Sie ist nicht schön

Lea Rabanser

von Lea Rabanser

Story

Sie betrachtet sich im Spiegel und sie hasst, was sie da sieht. Die große Nase mit dem Hügel, ihre Augenbrauen die keine Form zu scheinen haben und viel zu hell sind, die dünnen Lippen, die zu kurzen Wimpern. Mit ihren zu langen, zu dünnen Fingern berührt sie ihre nach außen stehenden Ohren und drückt sie nach innen. Ihr Haar, es hängt einfach nur nach unten. Glatt, ohne jegliches Volumen. Und ihre Haut, sie ist übersät mit Pickeln.
Dann wandern ihre Augen nach unten, über das große, hässliche Muttermal am Hals, bis zu ihrem Oberkörper. Sie verabscheut ihre breiten Schultern, die viel zu kleinen Brüste, ihren Bauch der nicht flach genug ist, egal was sie macht, und die zu dicken Oberschenkel, die sich berühren. Jetzt wird sie wütend.

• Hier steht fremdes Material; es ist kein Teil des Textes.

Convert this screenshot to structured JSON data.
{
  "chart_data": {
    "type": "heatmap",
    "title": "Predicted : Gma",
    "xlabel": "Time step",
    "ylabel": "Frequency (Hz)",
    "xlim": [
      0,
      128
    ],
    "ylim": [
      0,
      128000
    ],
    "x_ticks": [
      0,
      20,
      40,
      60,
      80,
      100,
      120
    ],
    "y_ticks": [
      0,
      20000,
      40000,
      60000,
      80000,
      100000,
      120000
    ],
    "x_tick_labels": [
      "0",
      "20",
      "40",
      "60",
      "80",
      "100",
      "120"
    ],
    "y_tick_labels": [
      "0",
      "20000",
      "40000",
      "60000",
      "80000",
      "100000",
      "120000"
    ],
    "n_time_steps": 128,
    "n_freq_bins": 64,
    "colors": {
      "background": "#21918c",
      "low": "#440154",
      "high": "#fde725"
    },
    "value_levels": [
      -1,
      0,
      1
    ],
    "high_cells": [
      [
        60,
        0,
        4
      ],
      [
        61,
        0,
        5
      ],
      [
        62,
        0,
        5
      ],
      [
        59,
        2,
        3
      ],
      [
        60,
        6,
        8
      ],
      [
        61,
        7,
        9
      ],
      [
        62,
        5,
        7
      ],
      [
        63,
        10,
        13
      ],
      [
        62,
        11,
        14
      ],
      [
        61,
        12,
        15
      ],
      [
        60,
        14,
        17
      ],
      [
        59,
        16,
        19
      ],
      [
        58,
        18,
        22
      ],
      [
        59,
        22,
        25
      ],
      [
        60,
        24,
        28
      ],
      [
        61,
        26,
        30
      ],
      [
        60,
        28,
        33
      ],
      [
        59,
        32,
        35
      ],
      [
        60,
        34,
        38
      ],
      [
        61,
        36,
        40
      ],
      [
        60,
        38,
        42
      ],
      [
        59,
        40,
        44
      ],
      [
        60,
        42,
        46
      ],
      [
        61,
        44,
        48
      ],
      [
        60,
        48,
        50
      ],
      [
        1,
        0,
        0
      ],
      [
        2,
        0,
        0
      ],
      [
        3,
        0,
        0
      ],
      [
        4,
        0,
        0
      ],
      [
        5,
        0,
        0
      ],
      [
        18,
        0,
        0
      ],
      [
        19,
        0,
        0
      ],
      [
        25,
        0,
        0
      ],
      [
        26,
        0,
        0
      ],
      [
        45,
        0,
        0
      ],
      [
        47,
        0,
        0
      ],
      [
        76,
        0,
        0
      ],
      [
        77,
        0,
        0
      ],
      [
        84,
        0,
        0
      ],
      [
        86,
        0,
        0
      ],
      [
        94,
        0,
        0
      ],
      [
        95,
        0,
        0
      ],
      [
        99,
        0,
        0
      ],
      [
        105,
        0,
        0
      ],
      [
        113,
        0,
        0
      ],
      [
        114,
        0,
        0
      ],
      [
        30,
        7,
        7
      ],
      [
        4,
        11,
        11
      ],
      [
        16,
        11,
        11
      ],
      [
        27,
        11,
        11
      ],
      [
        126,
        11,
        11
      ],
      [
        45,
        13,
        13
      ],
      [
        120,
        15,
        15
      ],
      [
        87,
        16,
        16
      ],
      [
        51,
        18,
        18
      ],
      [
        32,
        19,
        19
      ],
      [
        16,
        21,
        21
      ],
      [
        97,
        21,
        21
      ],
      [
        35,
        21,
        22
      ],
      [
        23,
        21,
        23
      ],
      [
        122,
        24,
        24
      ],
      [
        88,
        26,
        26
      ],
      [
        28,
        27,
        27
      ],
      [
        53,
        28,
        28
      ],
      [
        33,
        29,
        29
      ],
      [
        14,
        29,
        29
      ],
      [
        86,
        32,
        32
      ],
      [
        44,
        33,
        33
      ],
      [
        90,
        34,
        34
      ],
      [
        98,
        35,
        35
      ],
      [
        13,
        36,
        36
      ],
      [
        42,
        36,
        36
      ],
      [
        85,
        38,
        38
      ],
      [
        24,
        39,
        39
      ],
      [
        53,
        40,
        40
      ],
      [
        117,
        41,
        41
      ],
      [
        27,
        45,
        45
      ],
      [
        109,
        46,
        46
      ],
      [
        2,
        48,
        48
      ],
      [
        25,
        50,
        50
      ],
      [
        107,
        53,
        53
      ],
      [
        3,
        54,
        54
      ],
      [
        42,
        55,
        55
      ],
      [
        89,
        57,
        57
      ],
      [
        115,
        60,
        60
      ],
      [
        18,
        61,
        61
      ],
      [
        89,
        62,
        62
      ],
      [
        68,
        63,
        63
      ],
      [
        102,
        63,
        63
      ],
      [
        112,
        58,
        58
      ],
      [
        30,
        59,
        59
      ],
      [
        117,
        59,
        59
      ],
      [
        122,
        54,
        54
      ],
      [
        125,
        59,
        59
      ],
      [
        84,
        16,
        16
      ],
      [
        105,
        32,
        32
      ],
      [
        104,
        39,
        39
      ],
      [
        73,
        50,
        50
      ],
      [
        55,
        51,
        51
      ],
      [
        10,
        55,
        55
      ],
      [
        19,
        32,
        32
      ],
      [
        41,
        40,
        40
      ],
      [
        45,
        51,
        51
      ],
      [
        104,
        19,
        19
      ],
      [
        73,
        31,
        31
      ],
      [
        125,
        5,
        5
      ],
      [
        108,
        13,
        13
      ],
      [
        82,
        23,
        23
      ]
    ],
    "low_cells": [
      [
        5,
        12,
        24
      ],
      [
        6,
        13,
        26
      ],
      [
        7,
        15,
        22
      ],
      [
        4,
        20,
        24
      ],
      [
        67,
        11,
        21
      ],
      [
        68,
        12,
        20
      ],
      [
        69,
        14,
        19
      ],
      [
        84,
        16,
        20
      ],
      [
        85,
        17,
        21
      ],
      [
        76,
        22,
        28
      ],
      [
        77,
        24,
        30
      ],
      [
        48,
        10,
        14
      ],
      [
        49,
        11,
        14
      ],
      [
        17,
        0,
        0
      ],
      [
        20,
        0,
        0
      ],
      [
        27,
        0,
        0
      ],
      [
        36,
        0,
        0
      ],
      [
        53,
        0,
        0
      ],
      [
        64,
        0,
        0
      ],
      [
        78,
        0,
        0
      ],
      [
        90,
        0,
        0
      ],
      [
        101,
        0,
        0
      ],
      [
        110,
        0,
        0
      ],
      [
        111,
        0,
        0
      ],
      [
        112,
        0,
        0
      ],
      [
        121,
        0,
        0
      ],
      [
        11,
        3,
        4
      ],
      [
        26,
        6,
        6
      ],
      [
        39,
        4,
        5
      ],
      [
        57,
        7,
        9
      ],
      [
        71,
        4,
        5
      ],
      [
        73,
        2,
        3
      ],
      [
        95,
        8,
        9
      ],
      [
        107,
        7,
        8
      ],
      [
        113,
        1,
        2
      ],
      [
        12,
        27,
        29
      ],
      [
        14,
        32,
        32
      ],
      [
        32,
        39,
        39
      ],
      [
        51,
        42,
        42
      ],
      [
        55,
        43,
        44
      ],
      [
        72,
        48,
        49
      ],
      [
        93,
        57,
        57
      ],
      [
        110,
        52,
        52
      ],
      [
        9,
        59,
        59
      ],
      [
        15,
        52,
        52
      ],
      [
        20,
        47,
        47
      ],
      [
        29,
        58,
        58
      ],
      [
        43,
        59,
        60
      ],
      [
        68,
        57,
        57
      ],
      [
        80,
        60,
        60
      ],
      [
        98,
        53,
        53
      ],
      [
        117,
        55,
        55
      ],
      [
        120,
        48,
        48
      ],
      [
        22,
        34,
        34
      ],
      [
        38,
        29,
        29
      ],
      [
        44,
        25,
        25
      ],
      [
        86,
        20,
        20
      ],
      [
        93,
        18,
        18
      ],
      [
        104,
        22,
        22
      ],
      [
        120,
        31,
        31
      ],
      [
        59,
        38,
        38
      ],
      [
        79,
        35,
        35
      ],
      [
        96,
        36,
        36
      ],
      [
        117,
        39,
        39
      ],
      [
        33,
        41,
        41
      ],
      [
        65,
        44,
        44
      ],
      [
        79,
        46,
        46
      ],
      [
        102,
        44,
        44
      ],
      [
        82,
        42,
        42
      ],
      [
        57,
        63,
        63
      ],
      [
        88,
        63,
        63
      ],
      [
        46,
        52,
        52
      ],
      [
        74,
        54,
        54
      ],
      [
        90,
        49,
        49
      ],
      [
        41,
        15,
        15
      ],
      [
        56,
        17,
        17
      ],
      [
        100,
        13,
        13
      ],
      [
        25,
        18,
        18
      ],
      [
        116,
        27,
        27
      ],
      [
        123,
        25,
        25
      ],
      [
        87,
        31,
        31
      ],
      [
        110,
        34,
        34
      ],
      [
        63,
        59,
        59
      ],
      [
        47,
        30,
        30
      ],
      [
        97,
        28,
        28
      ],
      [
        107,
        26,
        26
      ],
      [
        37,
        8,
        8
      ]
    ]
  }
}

Und verzweifelt. Und sie wischt die Träne, die über ihre Wange rollt, weg. „Warum sehe ich nicht wie alle anderen aus?“, denkt sie. „Ich bin hässlich.“ „Ich hasse mich.
Ich hasse,
hasse,
hasse mich.“
Sie greift nach ihrem linken Oberarm und zieht an dem Fett. Sie will es wegreisen.
Weg.
Weg.
Sie will nicht sie selbst sein. Sie will ihr Leben nicht mit diesem Gesicht leben. Nicht in diesem Körper.
Sie eifert Schönheitsidealen nach, die unrealistisch sind.
Sie weiß, dass sie unrealistisch sind.
Sie eifert ihnen trotzdem nach.
Ihr Körper ist nicht dafür gebaut, um schön auszusehen, er ist dafür gebaut, um zu überleben.
Sie denkt an ihr Herz, dass immer und immer wieder für sie schlägt, sie am Leben hält. Die Nerven, die die Befehle nach oben und nach unten und links und nach rechts leiten. Sie denkt an die Blutkörperchen, die immerzu auf und ab sprinten.
Es fällt ihr schwer, sich von ihrem Spiegelbild abzuwenden. Sie will nicht aufhören, sich selbst zu kritisieren. Sie will sich bestrafen für ihr Aussehen.
Sie will sich hassen.
Sie will sich zerstören.
Sie will so klein und so dünn wie möglich sein.
Ihre Gedanken drohen sie zu ersticken, also dreht sie sich weg und setzt sich auf den Boden, vor ihre Zimmertür. Ihre Beine eng zu sich gezogen und den Kopf gestützt auf den Knien. Und während sie so dasitzt, nimmt sie sich vor, keine Süßigkeiten mehr zu essen.
Sie will abnehmen.
Sie weiß noch nicht, dass sie es schaffen wird. Sie weiß noch nicht, dass sie im Krankenhaus liegen wird, weil ihre Organe versagen werden. Sie weiß auch noch nicht, dass ihre Schuldgefühle sie übermannen werden, dass es ihr nicht mehr nur um das Abnehmen gehen wird, sondern um die Macht, die Sicherheit, den Stolz und um die Kontrolle. Kontrolle über das, was sie zu sich nimmt und über das was sie nicht zu sich nimmt. Sie wird sich die Nährwerte allerlei Lebensmittel einprägen und sie wird nicht mehr schlafen können, weil sie nur mehr an Essen denken kann, das sie nicht essen wird. Sie wird nicht mehr sitzen wollen, um beim Stehen die Kalorien zu verbrennen, die sie nie zu sich genommen hat. Sie weiß noch nicht, dass sie jemand werden wird, der sie nicht sein will.